Watch this ad (YouTube)

Alan Greenspan

Two years before he became chairman of the Federal Reserve, Alan Greenspan made this Apple commercial. I wonder if he was still using an Apple IIc during Black Monday in 1987, or during the 1997 Asian financial crisis. Maybe he was still using his IIc during the dot-com boom and bust in the late 1990s and early 2000s.

Watch this ad (YouTube)

Better results

There were many entertaining Get a Mac ads, but this one cracks me up. It goes for the easy punch line, sure. Nothing wrong with that. The Get a Mac ad series ended in 2010 after a four-year run.

Watch this ad (YouTube)

1234

I like this iPod nano ad, but when it was first released, it drove me crazy. It seemed like it was on TV all the time, and the song “1234” is so catchy it sticks in your brain and it never goes away until the next iPod-ad-with-catchy-tune appears.
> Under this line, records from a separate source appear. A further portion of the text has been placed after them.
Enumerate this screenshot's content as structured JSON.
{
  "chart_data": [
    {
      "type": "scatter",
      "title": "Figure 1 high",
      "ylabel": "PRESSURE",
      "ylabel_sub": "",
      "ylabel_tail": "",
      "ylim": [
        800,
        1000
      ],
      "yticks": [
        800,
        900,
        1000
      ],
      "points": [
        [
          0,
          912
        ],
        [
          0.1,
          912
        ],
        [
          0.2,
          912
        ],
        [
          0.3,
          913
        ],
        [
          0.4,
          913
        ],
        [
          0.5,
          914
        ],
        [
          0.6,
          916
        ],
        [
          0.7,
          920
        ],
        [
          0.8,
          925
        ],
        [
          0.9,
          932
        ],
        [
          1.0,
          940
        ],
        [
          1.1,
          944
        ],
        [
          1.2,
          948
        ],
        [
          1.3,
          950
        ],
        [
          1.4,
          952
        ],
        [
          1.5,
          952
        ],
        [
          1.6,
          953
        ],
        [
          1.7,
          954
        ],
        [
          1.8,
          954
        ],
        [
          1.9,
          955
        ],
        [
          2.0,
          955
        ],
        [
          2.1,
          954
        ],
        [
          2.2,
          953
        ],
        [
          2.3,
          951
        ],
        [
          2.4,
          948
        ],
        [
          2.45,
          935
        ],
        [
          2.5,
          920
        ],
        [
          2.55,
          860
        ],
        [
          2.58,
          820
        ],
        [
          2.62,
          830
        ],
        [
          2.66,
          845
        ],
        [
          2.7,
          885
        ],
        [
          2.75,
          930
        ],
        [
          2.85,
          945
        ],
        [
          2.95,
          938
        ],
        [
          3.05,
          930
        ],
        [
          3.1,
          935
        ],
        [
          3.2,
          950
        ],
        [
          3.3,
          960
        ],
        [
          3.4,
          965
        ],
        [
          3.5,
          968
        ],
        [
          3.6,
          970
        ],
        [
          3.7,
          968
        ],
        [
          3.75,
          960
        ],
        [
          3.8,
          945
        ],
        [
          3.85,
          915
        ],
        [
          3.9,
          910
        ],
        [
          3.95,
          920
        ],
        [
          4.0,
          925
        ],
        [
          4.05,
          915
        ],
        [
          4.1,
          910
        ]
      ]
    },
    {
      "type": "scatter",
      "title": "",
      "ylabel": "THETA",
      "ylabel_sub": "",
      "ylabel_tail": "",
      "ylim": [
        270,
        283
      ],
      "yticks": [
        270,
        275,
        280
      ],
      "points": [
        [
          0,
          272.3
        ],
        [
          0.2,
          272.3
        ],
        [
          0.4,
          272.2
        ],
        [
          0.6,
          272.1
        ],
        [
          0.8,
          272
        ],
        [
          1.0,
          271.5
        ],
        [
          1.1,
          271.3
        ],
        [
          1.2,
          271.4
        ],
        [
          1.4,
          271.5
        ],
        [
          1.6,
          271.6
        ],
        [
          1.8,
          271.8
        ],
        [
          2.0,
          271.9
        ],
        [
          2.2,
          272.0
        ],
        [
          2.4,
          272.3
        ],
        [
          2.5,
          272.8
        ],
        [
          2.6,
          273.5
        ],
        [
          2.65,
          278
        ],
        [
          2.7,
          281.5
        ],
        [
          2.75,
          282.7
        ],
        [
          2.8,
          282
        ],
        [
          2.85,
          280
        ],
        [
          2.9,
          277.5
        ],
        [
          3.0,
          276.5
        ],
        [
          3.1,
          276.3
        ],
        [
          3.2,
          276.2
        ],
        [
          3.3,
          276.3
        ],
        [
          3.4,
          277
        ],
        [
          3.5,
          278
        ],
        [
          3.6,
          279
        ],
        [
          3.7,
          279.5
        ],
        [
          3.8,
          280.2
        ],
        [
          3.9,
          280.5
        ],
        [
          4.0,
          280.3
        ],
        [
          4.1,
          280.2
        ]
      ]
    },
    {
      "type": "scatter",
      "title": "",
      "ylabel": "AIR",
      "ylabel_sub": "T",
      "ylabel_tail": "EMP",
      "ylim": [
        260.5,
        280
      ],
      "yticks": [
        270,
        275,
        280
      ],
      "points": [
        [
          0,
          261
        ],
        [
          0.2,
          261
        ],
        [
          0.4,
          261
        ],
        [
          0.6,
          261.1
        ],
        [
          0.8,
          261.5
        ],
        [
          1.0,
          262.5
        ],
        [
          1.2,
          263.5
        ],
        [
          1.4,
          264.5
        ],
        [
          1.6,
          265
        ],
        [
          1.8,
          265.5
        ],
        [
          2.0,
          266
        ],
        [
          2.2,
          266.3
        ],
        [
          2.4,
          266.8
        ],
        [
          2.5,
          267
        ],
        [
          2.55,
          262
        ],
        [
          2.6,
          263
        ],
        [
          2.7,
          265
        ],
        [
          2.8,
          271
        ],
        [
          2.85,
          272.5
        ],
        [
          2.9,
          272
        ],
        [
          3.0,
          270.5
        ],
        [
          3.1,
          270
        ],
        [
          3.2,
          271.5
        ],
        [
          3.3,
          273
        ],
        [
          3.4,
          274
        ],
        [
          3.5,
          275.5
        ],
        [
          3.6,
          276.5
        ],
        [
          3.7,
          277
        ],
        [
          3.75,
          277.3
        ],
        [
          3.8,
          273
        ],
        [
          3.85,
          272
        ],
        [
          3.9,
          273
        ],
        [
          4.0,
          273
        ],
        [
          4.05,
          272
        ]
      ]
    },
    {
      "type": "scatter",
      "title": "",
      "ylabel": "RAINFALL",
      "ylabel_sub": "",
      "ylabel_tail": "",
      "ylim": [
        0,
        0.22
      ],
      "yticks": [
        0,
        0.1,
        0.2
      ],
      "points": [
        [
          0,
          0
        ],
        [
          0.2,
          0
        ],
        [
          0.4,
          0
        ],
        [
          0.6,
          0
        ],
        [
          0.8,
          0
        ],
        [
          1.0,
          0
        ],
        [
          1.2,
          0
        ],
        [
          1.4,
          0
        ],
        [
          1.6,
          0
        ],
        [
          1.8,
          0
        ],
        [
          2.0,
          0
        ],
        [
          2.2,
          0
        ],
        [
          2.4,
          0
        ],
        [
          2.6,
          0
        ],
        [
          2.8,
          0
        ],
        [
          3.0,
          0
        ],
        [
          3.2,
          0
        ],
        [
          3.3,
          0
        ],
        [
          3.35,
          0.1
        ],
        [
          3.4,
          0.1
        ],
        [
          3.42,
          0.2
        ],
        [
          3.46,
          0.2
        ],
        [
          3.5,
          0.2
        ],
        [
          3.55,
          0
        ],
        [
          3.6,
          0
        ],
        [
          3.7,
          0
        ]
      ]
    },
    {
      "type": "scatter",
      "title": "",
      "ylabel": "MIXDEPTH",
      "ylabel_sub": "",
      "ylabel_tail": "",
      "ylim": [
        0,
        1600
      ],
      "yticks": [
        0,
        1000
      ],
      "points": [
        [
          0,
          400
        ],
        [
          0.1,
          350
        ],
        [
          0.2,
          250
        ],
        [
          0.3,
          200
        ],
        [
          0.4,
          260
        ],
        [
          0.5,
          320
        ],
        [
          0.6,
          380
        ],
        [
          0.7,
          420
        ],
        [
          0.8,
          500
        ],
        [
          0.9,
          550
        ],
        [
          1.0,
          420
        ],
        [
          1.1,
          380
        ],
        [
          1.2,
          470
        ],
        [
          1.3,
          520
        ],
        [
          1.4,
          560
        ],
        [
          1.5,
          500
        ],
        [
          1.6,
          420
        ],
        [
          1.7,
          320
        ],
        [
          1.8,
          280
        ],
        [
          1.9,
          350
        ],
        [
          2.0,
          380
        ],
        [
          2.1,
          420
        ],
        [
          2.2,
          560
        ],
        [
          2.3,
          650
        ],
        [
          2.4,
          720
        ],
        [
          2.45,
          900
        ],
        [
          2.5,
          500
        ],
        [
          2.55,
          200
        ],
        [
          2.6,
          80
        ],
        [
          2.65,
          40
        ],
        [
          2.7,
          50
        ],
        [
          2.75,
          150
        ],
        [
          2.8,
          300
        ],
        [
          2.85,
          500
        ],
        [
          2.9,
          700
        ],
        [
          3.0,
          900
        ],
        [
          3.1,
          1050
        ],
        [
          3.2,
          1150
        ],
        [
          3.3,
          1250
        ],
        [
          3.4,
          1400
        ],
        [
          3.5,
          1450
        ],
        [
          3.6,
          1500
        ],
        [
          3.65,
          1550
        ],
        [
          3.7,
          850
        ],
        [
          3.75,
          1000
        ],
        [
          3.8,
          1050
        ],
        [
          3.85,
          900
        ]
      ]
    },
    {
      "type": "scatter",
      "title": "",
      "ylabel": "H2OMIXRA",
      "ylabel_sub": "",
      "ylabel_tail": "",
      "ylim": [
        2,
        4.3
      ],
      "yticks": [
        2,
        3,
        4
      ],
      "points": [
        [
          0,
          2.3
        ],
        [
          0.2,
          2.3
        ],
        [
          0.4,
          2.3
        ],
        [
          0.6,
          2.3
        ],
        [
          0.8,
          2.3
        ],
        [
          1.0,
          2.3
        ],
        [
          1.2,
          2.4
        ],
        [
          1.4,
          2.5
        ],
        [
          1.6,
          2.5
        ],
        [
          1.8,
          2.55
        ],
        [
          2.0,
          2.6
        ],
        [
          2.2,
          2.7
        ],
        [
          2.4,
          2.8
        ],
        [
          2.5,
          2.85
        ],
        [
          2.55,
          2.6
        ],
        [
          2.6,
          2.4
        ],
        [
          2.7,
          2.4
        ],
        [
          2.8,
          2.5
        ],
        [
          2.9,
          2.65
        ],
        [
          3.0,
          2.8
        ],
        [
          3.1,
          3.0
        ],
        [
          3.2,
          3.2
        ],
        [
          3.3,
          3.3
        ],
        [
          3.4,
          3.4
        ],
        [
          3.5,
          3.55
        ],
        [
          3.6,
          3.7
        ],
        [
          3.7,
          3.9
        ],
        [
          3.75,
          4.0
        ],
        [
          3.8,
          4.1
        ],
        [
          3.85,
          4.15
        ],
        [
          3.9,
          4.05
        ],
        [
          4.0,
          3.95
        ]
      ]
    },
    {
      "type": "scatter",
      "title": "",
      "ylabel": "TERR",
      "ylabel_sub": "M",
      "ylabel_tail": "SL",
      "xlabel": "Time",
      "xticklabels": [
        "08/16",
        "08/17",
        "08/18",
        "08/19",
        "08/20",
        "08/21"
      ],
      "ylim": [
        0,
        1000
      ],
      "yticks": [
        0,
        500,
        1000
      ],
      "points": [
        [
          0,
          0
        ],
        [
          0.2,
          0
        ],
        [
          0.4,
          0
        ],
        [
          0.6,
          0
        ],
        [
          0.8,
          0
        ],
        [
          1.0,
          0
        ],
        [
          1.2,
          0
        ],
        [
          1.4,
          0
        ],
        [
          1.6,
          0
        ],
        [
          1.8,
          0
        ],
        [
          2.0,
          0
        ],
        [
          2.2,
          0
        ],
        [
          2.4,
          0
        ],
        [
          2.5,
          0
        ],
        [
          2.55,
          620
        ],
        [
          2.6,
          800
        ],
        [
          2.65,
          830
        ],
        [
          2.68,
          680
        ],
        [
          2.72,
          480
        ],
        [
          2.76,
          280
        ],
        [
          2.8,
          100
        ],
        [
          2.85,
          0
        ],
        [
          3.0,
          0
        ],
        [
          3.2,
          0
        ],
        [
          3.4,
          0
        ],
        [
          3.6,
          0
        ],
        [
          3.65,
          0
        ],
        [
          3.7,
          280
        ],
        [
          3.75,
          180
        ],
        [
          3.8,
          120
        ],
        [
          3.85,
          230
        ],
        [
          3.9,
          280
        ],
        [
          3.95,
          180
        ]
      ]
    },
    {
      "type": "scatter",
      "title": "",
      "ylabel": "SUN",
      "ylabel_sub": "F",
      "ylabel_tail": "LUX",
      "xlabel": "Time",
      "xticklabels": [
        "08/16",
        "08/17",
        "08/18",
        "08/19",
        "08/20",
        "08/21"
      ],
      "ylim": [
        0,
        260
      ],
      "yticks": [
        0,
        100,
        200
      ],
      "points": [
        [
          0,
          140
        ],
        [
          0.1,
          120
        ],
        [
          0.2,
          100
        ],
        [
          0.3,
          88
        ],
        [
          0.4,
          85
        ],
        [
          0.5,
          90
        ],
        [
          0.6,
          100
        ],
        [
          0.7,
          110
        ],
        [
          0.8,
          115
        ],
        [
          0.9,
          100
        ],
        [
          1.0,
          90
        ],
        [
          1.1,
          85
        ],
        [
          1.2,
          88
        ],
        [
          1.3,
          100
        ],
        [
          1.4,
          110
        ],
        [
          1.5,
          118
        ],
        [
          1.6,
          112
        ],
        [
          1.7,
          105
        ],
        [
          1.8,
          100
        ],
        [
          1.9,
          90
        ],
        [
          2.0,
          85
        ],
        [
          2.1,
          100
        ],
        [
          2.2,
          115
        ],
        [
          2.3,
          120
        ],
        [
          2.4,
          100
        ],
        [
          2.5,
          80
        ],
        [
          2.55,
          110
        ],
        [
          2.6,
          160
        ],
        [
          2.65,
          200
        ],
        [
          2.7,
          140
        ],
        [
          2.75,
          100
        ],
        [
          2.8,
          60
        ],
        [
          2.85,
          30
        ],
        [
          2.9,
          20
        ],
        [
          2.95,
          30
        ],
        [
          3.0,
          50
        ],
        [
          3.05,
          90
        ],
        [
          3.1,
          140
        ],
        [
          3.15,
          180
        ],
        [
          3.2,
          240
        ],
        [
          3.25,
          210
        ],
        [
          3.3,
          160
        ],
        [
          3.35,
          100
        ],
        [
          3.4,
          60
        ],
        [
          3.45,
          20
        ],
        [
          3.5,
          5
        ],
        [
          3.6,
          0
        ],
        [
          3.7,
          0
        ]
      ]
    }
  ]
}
And the complete music video of Feist’s “1234” is quite entertaining.

Watch this ad (YouTube)

Under the covers

As a father of two, I find great joy in showing my sons what technology can do. The excited little boy on a FaceTime call with Santa reminds me of the times I’ve shown my sons how to do stuff on the computer, and how empowered my sons feel.

Watch this ad (YouTube)

Crazy ones

The Think Different campaign began during a down period in Apple’s history. The Crazy Ones commercial cast Apple in a new light.

During the finale of Seinfeld, Apple aired a 30-second version of this ad that ended with a shot of Jerry Seinfeld. Nothing against Seinfeld, but I prefer the original, 60-second version that ends with the girl who opens her eyes.